A Taleban suicide fighter killed himself and wounded at least seven others, including three members of a Nato-led peacekeeping force, in a grenade attack on a busy shopping street in central Kabul on Saturday.
The attack in the Afghan capital came as election workers entered the closing stages of a marathon count from a landmark presidential poll on October 9, with incumbent Hamid Karzai polling 54.6 percent of the votes tallied so far.
Kabul police chief General Baba Jan said the attacker had six hand grenades strapped to his body, but three failed to detonate.
"One person was killed who is believed to have been the attacker," said Lt Colonel Patrick Poulain, spokesman at the International Security Assistance Force (ISAF) headquarters in the Afghan capital.
Reuters' witnesses saw the attacker's bloody corpse lying on the sidewalk, near a damaged ISAF vehicle. The ISAF troops had been patrolling Chicken Street, a well-known haunt for foreigners shopping for carpets, jewellery and antiques.
"The Taleban takes responsibility for the suicide attack in Kabul. This was an Afghan Taleban Mujahid, and we plan more attacks," Taleban spokesman Mullah Latifullah Hakimi told Reuters by satellite telephone.
ISAF's Poulain said seven people were wounded in the blast. One of the ISAF troops was in a serious condition, while the other two were slightly hurt. There were no details on their nationalities.

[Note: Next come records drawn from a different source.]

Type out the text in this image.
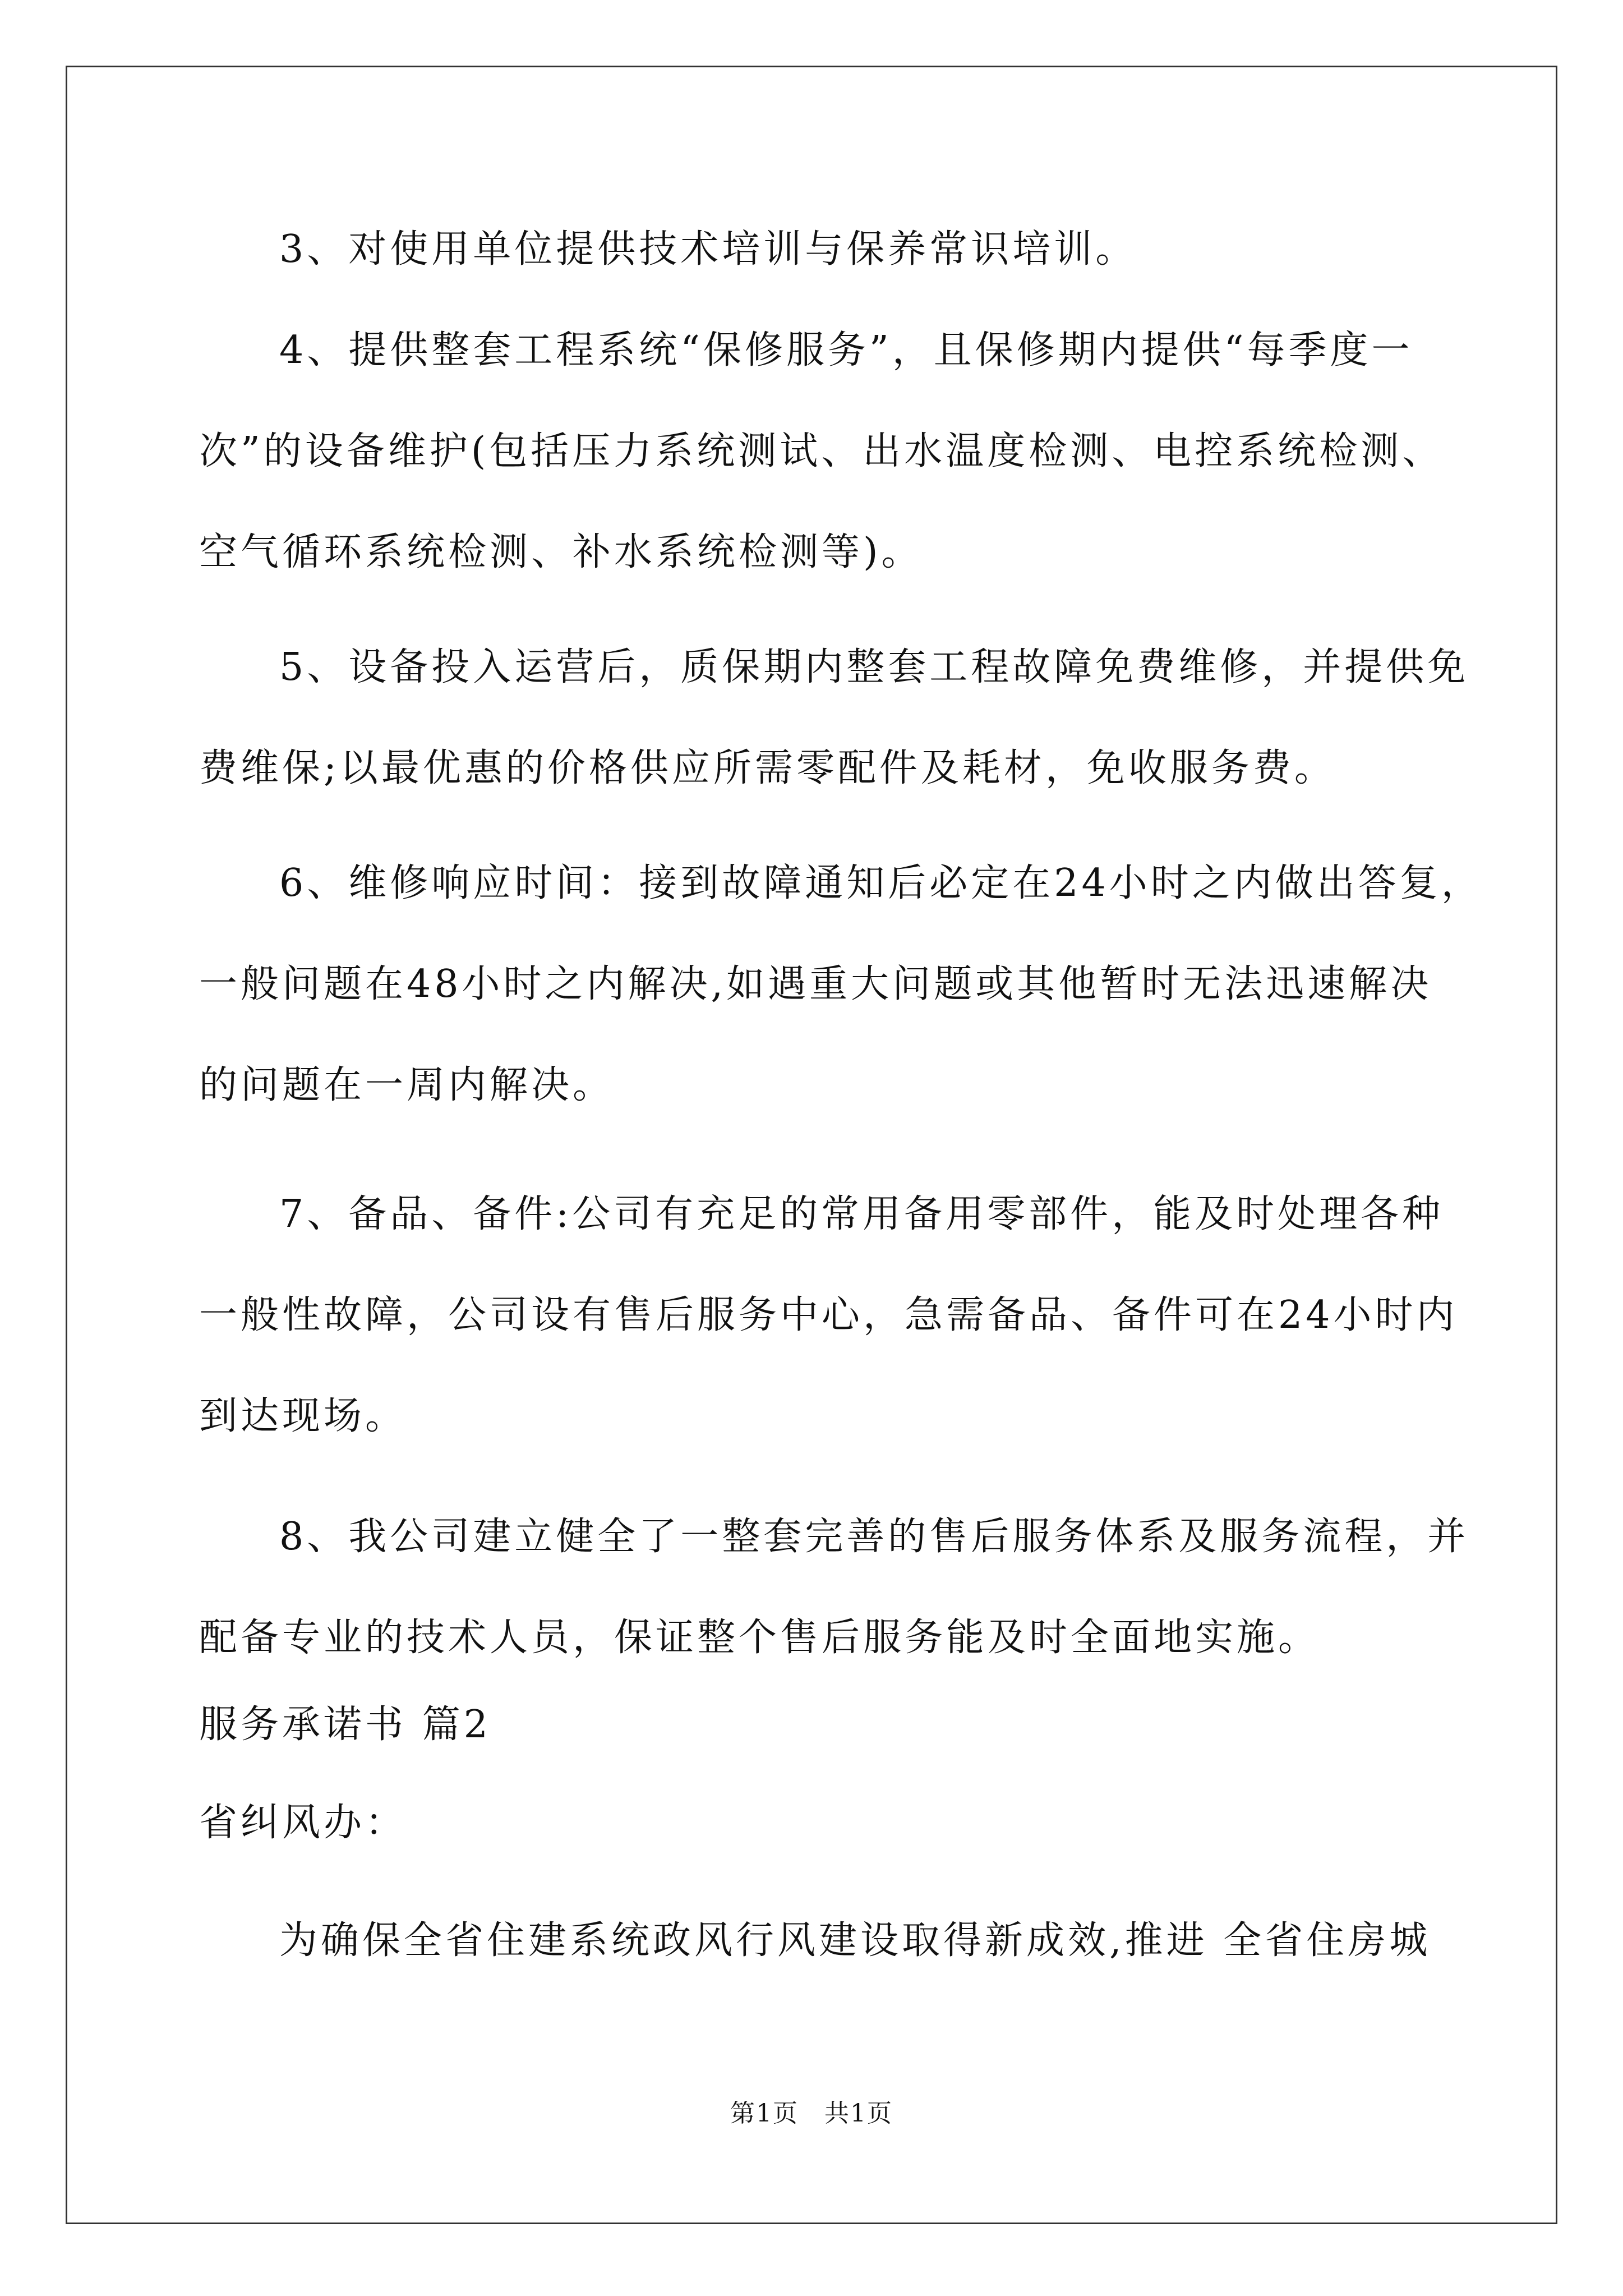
3、对使用单位提供技术培训与保养常识培训。
4、提供整套工程系统“保修服务”，且保修期内提供“每季度一
次”的设备维护(包括压力系统测试、出水温度检测、电控系统检测、
空气循环系统检测、补水系统检测等)。
5、设备投入运营后，质保期内整套工程故障免费维修，并提供免
费维保;以最优惠的价格供应所需零配件及耗材，免收服务费。
6、维修响应时间：接到故障通知后必定在24小时之内做出答复，
一般问题在48小时之内解决,如遇重大问题或其他暂时无法迅速解决
的问题在一周内解决。
7、备品、备件:公司有充足的常用备用零部件，能及时处理各种
一般性故障，公司设有售后服务中心，急需备品、备件可在24小时内
到达现场。
8、我公司建立健全了一整套完善的售后服务体系及服务流程，并
配备专业的技术人员，保证整个售后服务能及时全面地实施。
服务承诺书 篇2
省纠风办：
为确保全省住建系统政风行风建设取得新成效,推进 全省住房城
第1页　共1页
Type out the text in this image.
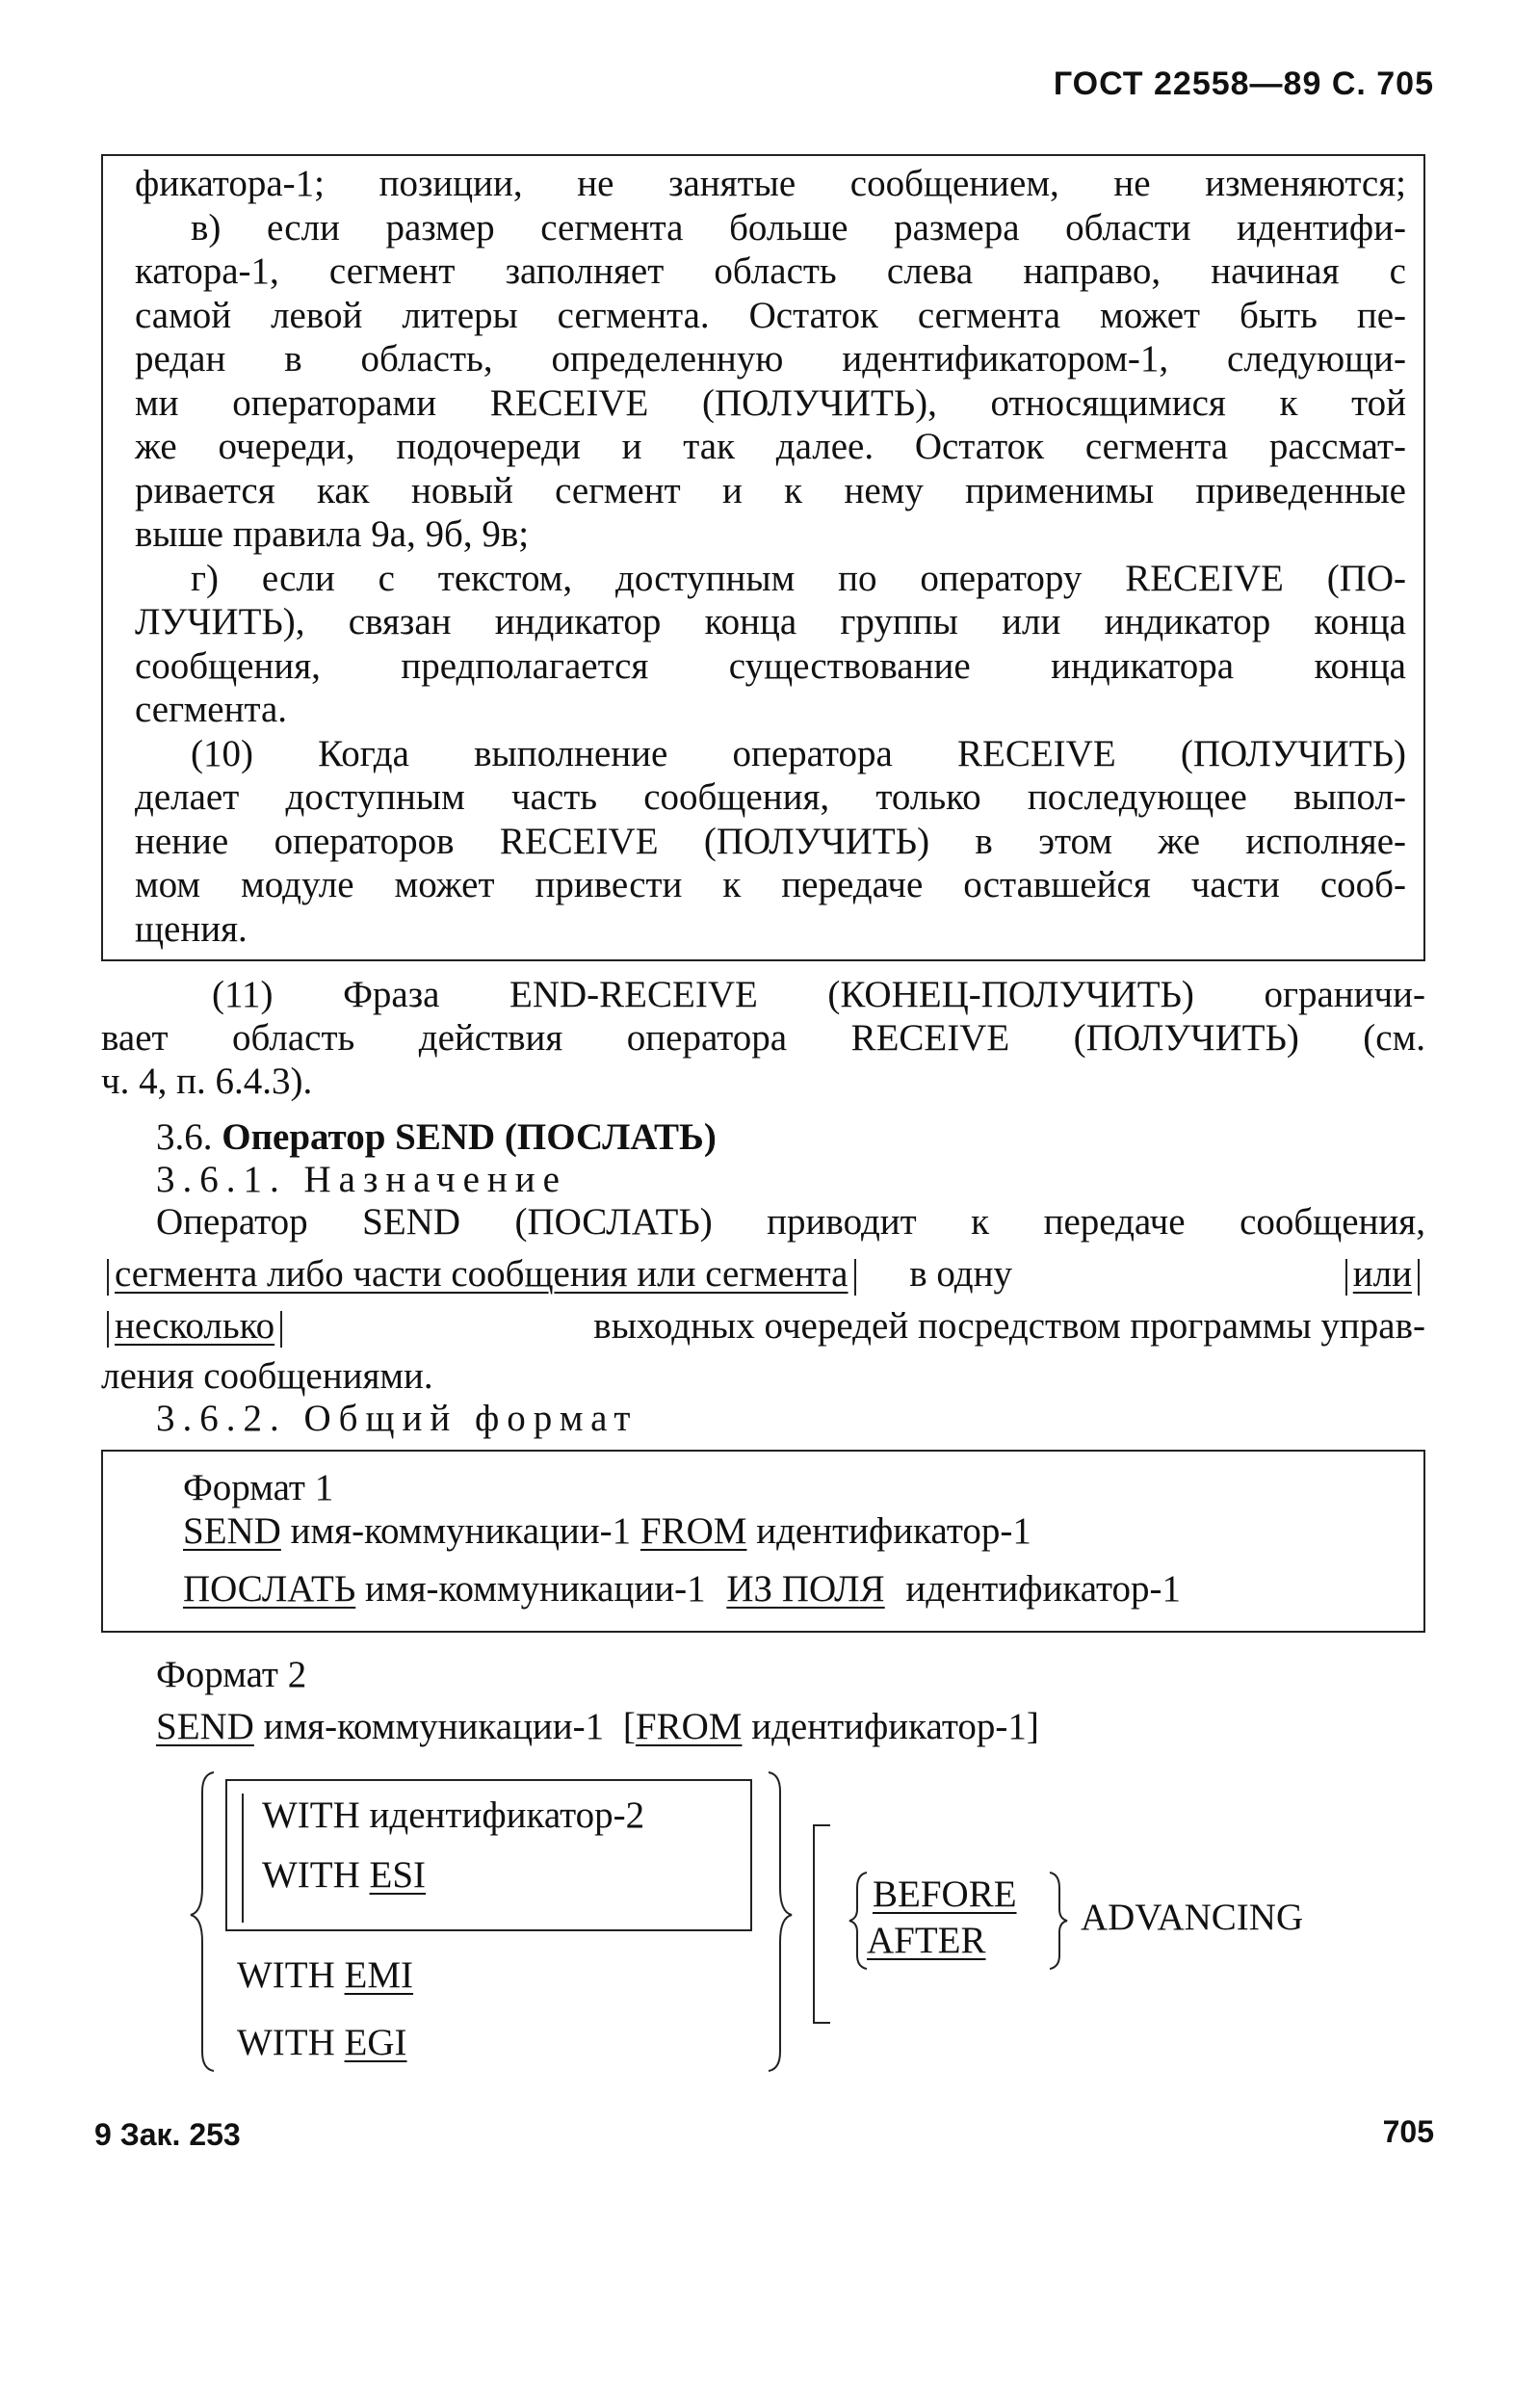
ГОСТ 22558—89 С. 705
фикатора-1; позиции, не занятые сообщением, не изменяются;
в) если размер сегмента больше размера области идентифи-
катора-1, сегмент заполняет область слева направо, начиная с
самой левой литеры сегмента. Остаток сегмента может быть пе-
редан в область, определенную идентификатором-1, следующи-
ми операторами RECEIVE (ПОЛУЧИТЬ), относящимися к той
же очереди, подочереди и так далее. Остаток сегмента рассмат-
ривается как новый сегмент и к нему применимы приведенные
выше правила 9а, 9б, 9в;
г) если с текстом, доступным по оператору RECEIVE (ПО-
ЛУЧИТЬ), связан индикатор конца группы или индикатор конца
сообщения, предполагается существование индикатора конца
сегмента.
(10) Когда выполнение оператора RECEIVE (ПОЛУЧИТЬ)
делает доступным часть сообщения, только последующее выпол-
нение операторов RECEIVE (ПОЛУЧИТЬ) в этом же исполняе-
мом модуле может привести к передаче оставшейся части сооб-
щения.
(11) Фраза END-RECEIVE (КОНЕЦ-ПОЛУЧИТЬ) ограничи-
вает область действия оператора RECEIVE (ПОЛУЧИТЬ) (см.
ч. 4, п. 6.4.3).
3.6. Оператор SEND (ПОСЛАТЬ)
3.6.1. Назначение
Оператор SEND (ПОСЛАТЬ) приводит к передаче сообщения,
сегмента либо части сообщения или сегмента в одну	или
несколько	выходных очередей посредством программы управ-
ления сообщениями.
3.6.2. Общий формат
Формат 1
SEND имя-коммуникации-1 FROM идентификатор-1
ПОСЛАТЬ имя-коммуникации-1 ИЗ ПОЛЯ идентификатор-1
Формат 2
SEND имя-коммуникации-1 [FROM идентификатор-1]
WITH идентификатор-2
WITH ESI
WITH EMI
WITH EGI
BEFORE
AFTER
ADVANCING
9 Зак. 253	705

One of the wounded civilians was believed to be a foreign woman, but Poulain added that was unconfirmed.
The Afghan capital has escaped any major attack for the past two months as security forces stepped up operations to stop Taleban militants and their allies from disrupting the election.
ISAF has 9,000 troops in Afghanistan, acting as peacekeepers in Kabul and nine northern provinces, while US-led forces numbering over 18,000 are scouring the south and southeast for Taleban insurgents and foreign al Qaeda fighters.